« Le satellite contribue à combler le fossé entre le réseau terrestre et les ‘zones blanches’ par une diffusion des chaînes TV aux foyers équipés pour la réception satellite. »
Entretien réalisé par Anselme AKEKO
CIO Mag : D’après une récente étude de Nielsen, 68% des ménages de Côte d’Ivoire reçoivent la télévision par satellite, ce qui correspond à 1,5 million de foyers. Comment expliquez-vous que cette technologie soit la voie majoritaire d’accès à la diffusion numérique télévisuelle dans notre pays ?

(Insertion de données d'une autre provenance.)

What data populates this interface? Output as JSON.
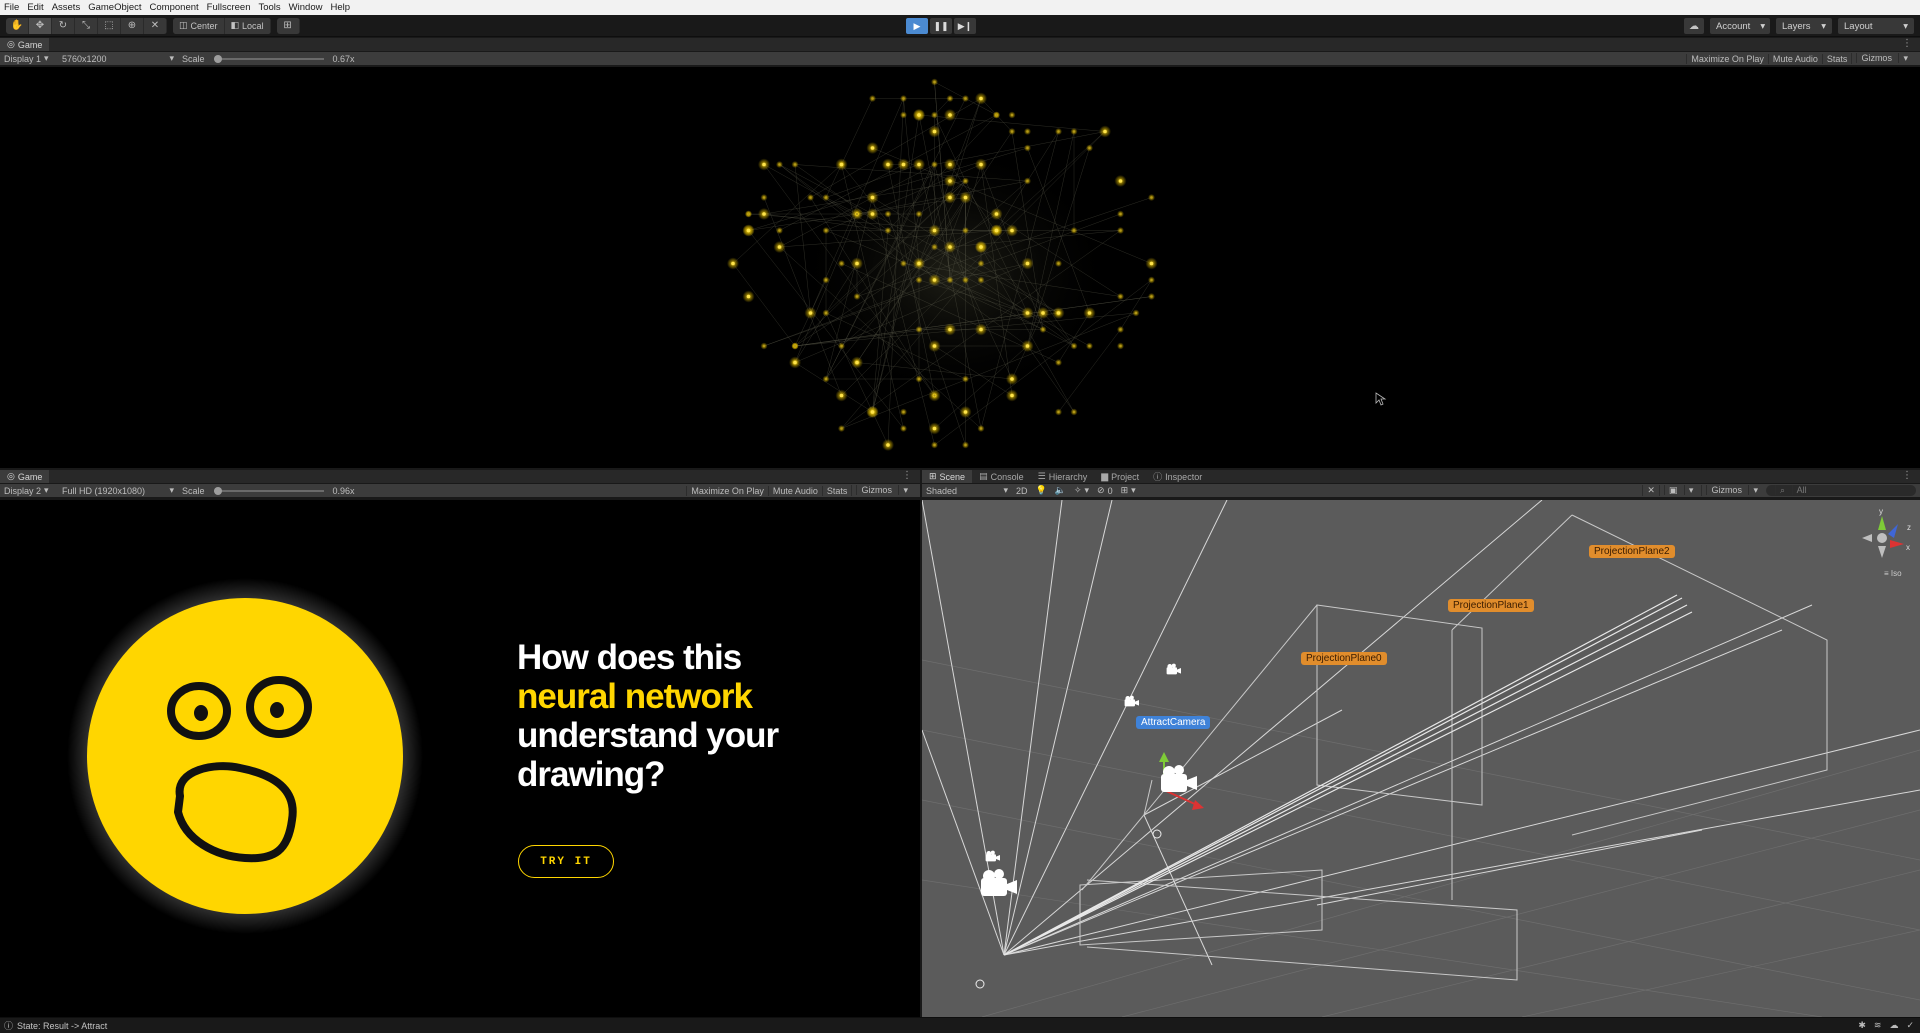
{
  "menu": [
    "File",
    "Edit",
    "Assets",
    "GameObject",
    "Component",
    "Fullscreen",
    "Tools",
    "Window",
    "Help"
  ],
  "toolbar": {
    "tools": [
      "hand-tool-icon",
      "move-tool-icon",
      "rotate-tool-icon",
      "scale-tool-icon",
      "rect-tool-icon",
      "transform-tool-icon",
      "custom-tool-icon"
    ],
    "pivot_center": "Center",
    "pivot_local": "Local",
    "account": "Account",
    "layers": "Layers",
    "layout": "Layout"
  },
  "game1": {
    "tab": "Game",
    "display": "Display 1",
    "resolution": "5760x1200",
    "scale_label": "Scale",
    "scale_value": "0.67x",
    "maximize": "Maximize On Play",
    "mute": "Mute Audio",
    "stats": "Stats",
    "gizmos": "Gizmos"
  },
  "game2": {
    "tab": "Game",
    "display": "Display 2",
    "resolution": "Full HD (1920x1080)",
    "scale_label": "Scale",
    "scale_value": "0.96x",
    "maximize": "Maximize On Play",
    "mute": "Mute Audio",
    "stats": "Stats",
    "gizmos": "Gizmos",
    "headline_1": "How does this",
    "headline_2": "neural network",
    "headline_3": "understand your",
    "headline_4": "drawing?",
    "cta": "TRY IT"
  },
  "scene": {
    "tabs": [
      "Scene",
      "Console",
      "Hierarchy",
      "Project",
      "Inspector"
    ],
    "shading": "Shaded",
    "mode_2d": "2D",
    "hidden_count": "0",
    "gizmos": "Gizmos",
    "search_placeholder": "All",
    "iso_label": "Iso",
    "axis_y": "y",
    "axis_z": "z",
    "axis_x": "x",
    "labels": {
      "plane2": "ProjectionPlane2",
      "plane1": "ProjectionPlane1",
      "plane0": "ProjectionPlane0",
      "camera": "AttractCamera"
    }
  },
  "status": {
    "text": "State: Result -> Attract"
  },
  "colors": {
    "accent_yellow": "#ffd600",
    "play_blue": "#4b8ad1",
    "label_orange": "#e18d2c",
    "label_blue": "#3f82d8"
  }
}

Christoph Limmer : Le satellite est une infrastructure qui connait un grand succès en Côte d’Ivoire pour deux principales raisons. D’une part, l’offre terrestre est limitée à sept chaînes. Avec le satellite, vous pouvez offrir un plus grand choix de chaînes. D’autre part, avec une infrastructure terrestre, les chaînes n’ont pas une couverture à 100 % du territoire. Cela signifie que dans certains cas, vous avez des chaînes qui ne peuvent être regardées que dans certaines zones de la Côte d’Ivoire. Le satellite peut permettre de diffuser ces chaînes dans tout le pays.
La même étude menée par Nielsen sur la réception de la TV par satellite en Afrique montre un taux de réception de 29% parmi les ménages équipés d’un téléviseur (21,3 millions sur 73,5 millions), contre 21% en 2013. Quels sont les facteurs à l’origine de cette progression ?
Deux éléments combinés sont à l’origine de cette progression : l’ascension des classes moyennes sur le continent, qui disposent d’un pouvoir d’achat accru, et la baisse du prix des téléviseurs.
Quelle implication souhaitez-vous des bailleurs de fonds ou des autres partenaires au développement pour démeurer sur cette trajectoire de croissance ?
Les entreprises présentes sur le continent jouent déjà un rôle majeur dans ce domaine. Les grands fabricants mondiaux de matériel TV ont bien compris le contexte africain sur le marché de la télévision et adaptent maintenant leurs produits par rapport à ce marché. A titre d’exemple, certains fabricants de téléviseurs incorporent une batterie permettant ainsi au téléviseur de continuer à fonctionner en cas de coupure de courant, un phénomène courant sur le continent. Certains téléviseurs fonctionnent également à l’énergie solaire pour répondre au problème d’électricité. Tous ces facteurs jouent un rôle clé dans l’augmentation du taux de pénétration de la télévision.
Avec les 40 satellites dont dispose Eutelsat, sans compter ceux de vos concurrents, on peut affirmer que le solde infrastructure est tout même considérable. Quelle est votre stratégie pour améliorer le taux de pénétration de la télévision en Afrique ?
Nous disposons d’une quarantaine de satellites au niveau mondial. Sur l’Afrique subsaharienne, trois principaux pôles satellitaires desservent ce continent en matière de télédiffusion. L’attractivité de notre infrastructure repose en grande partie sur les contenus que nos satellites diffusent. Il peut s’agir de chaînes de télévision payantes ou gratuites, ou bien d’un mélange de contenus internationaux et locaux, ce dernier type de contenu étant particulièrement important pour les consommateurs.
Malgré le dynamisme du secteur de la télévision satellitaire, les opérateurs eux-mêmes laissent penser que le satellite sert de complément à la couverture géographique en cas de défaut d’antennes relais de la TNT, notamment dans les zones rurales. Qu’en pensez-vous ?
Satellite et TNT se complètent. Le satellite alimente les émetteurs TNT à travers le continent africain. De plus, le satellite contribue à combler le fossé entre le réseau terrestre et les « zones blanches » par une diffusion des chaînes TV aux foyers équipés pour la réception satellite. Les pays ont des stratégies différentes sur la manière dont ils veulent couvrir leur territoire. Certains pays vont jusqu’à 70 ou 80 % avec la TNT et utilisent le satellite pour couvrir les 20 % restants, alors que dans d’autres pays, ce sont 60/40 ou 50/50. La question est donc de savoir comment partager le territoire entre ces deux infrastructures ?
N’oublions pas que le satellite offre des avantages considérables par rapport à l’infrastructure terrestre dans les zones les moins densément peuplées. Les coûts de mise en place, de déploiement et de maintenance des infrastructures terrestres dans ces zones sont considérables par rapport à ceux des capacités satellitaires. Avec la connectivité par satellite, le déploiement est plus rapide et plus rentable. En utilisant le satellite, vous couvrez l’ensemble des foyers dans votre pays dès le premier jour.